9. Estimate the rolling three-factor model and plot the results:

In [None]:
MODEL_FORMULA = 'portf_ex_rtn ~ mkt + smb + hml'
results_df = rolling_factor_model(ff_data, 
                                 MODEL_FORMULA, 
                                 window_size=60)
results_df.plot(title = 'Rolling Fama-French Three-Factor model')

plt.tight_layout()
plt.show()

## Implementing the four- and five-factor models in Python

1. Import the libraries:

In [None]:
import pandas as pd
import yfinance as yf
import statsmodels.formula.api as smf
import pandas_datareader.data as web

2. Specify the risky asset and the time horizon:

In [None]:
RISKY_ASSET = 'AMZN'
START_DATE = '2013-12-31'
END_DATE = '2018-12-31'

3. Download the risk factors from prof.

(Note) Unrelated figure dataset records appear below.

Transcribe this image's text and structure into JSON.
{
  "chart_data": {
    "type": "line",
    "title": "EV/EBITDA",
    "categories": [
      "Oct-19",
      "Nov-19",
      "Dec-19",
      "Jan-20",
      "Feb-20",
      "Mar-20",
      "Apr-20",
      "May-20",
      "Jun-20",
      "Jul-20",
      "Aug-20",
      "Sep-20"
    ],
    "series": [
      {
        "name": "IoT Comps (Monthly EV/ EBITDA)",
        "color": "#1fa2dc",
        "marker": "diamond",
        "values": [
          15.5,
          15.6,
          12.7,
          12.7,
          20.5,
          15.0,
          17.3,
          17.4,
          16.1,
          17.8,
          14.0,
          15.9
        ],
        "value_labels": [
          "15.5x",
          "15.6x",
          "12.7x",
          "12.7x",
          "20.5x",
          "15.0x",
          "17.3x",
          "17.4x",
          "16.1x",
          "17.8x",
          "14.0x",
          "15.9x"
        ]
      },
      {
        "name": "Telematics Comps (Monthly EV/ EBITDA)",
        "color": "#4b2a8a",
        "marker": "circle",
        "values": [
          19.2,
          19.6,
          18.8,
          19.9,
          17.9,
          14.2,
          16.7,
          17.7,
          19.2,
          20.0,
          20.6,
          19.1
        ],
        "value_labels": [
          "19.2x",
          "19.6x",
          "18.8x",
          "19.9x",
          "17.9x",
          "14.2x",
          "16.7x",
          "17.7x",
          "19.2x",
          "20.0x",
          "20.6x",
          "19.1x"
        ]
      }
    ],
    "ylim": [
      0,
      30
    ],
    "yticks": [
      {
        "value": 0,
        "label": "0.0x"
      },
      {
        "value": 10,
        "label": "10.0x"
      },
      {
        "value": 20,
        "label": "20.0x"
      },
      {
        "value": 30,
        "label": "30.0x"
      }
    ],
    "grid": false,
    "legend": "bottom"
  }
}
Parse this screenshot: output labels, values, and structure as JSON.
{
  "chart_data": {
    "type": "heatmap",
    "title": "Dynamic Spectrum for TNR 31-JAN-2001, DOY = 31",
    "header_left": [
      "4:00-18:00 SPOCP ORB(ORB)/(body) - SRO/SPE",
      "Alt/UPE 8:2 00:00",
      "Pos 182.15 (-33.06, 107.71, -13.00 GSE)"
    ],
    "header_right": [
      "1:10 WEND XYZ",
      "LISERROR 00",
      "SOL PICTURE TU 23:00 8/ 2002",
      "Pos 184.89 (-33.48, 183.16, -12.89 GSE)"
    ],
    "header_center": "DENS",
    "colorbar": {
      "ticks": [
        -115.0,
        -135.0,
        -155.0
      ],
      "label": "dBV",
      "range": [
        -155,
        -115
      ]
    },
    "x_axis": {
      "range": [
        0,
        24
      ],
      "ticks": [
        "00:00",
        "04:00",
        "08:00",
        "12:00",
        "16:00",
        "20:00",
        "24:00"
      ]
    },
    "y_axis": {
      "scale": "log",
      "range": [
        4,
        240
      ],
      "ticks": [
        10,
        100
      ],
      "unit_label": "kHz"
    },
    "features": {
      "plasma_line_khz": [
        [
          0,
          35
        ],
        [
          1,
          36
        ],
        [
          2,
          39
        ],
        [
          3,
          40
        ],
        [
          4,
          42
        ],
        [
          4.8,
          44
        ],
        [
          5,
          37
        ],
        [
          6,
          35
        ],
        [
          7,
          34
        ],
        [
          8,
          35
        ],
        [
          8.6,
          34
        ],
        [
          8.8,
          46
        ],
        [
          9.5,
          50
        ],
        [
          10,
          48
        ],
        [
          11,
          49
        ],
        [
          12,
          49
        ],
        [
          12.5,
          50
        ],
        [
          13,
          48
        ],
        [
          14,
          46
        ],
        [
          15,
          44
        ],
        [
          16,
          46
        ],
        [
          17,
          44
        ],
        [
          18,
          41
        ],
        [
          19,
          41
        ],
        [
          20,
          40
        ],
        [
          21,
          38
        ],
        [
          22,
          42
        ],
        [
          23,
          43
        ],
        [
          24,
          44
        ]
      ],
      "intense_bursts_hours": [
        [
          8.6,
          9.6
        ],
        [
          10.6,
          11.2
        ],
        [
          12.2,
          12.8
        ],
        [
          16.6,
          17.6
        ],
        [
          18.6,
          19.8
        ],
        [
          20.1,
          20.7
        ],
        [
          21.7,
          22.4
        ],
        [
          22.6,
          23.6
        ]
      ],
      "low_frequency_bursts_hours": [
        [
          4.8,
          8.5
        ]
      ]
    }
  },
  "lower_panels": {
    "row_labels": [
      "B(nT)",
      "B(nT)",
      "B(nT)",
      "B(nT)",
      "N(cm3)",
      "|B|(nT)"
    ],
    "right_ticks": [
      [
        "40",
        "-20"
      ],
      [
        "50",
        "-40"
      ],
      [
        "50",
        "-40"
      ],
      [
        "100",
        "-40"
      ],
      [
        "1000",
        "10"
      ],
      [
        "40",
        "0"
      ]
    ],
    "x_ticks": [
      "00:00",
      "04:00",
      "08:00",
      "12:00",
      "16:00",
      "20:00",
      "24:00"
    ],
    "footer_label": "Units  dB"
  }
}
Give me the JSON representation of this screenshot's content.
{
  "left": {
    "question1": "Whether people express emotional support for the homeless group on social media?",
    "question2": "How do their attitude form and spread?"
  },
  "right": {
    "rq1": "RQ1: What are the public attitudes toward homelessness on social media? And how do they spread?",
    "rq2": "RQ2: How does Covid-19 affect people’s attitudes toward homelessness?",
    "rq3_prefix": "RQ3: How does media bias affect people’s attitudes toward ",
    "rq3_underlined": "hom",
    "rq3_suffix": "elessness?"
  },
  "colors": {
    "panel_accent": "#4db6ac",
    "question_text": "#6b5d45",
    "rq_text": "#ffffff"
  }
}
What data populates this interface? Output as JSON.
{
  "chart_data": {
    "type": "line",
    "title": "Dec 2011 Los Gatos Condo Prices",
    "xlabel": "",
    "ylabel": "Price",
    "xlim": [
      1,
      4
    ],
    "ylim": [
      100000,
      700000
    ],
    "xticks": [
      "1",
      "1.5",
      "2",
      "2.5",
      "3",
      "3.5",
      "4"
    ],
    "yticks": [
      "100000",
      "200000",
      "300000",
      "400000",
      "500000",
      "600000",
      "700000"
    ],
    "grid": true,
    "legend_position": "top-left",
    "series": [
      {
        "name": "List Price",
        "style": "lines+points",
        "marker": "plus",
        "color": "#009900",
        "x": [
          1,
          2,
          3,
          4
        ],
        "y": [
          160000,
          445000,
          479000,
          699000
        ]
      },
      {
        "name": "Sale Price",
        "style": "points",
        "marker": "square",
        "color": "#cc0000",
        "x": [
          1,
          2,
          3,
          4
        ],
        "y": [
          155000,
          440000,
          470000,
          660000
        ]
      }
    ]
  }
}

French's website:

In [None]:
# three factors 
df_three_factor = web.DataReader('F-F_Research_Data_Factors', 'famafrench', 
                                start=START_DATE)[0]
df_three_factor.index = df_three_factor.index.format()

# momentum factor
df_mom = web.DataReader('F-F_Momentum_Factor', 'famafrench', 
                       start=START_DATE)[0]
df_mom.index = df_mom.index.format()

# five factors
df_five_factor = web.DataReader('F-F_Research_Data_5_Factors_2x3', 
                               'famafrench', 
                               start=START_DATE)[0]
df_five_factor.index = df_five_factor.index.format()

4. Download the data of the risky asset from Yahoo Finance:

In [None]:
asset_df = yf.download(RISKY_ASSET,
                      start=START_DATE,
                      end=END_DATE,
                      adjusted=True,
                      progress=False)

print(f'Downloaded {asset_df.shape[0]} rows of data.')

5. Calculate monthly returns:

In [None]:
y = asset_df['Adj Close'].resample('M') \
                        .last() \
                        .pct_change() \
                        .dropna()

y.index = y.index.strftime('%Y-%m')
y.name = 'return'

6. Merge the datasets for the four-factor models:

In [None]:
# join all datasets on the index
four_factor_data = df_three_factor.join(df_mom).join(y)

# rename columns
four_factor_data.columns = ['mkt', 'smb', 'hml', 'rf', 'mom', 'rtn']

# divide everything (except returns) by 100
four_factor_data.loc[:, four_factor_data.columns != 'rtn'] /= 100

# select period of interest
four_factor_data = four_factor_data.loc[START_DATE:END_DATE]

# calculate excess returns
four_factor_data['excess_rtn'] = four_factor_data.rtn - four_factor_data.rf

four_factor_data.head()

7. Merge the datasets for the five-factor models

In [None]:
# join all datasets on the index
five_factor_data = df_five_factor.join(y)

# rename columns
five_factor_data.columns = ['mkt', 'smb', 'hml', 'rmw', 'cma', 'rf', 'rtn']

# divide everything (except returns) by 100
five_factor_data.loc[:, five_factor_data.columns != 'rtn'] /= 100

# select period of interest
five_factor_data = five_factor_data.loc[START_DATE:END_DATE]

# calculate excess returns
five_factor_data['excess_rtn'] = five_factor_data.rtn - five_factor_data.rf

five_factor_data.head()

8. Estimate the four-factor model:

In [None]:
four_factor_model = smf.ols(formula='excess_rtn ~ mkt + smb + hml + mom', 
                           data=four_factor_data).fit()

print(four_factor_model.summary())

9. Estimate the five-factor model:

In [None]:
five_factor_model = smf.ols(
formula='excess_rtn ~ mkt + smb + hml + rmw + cma',
data=five_factor_data
).fit()

print(five_factor_model.summary())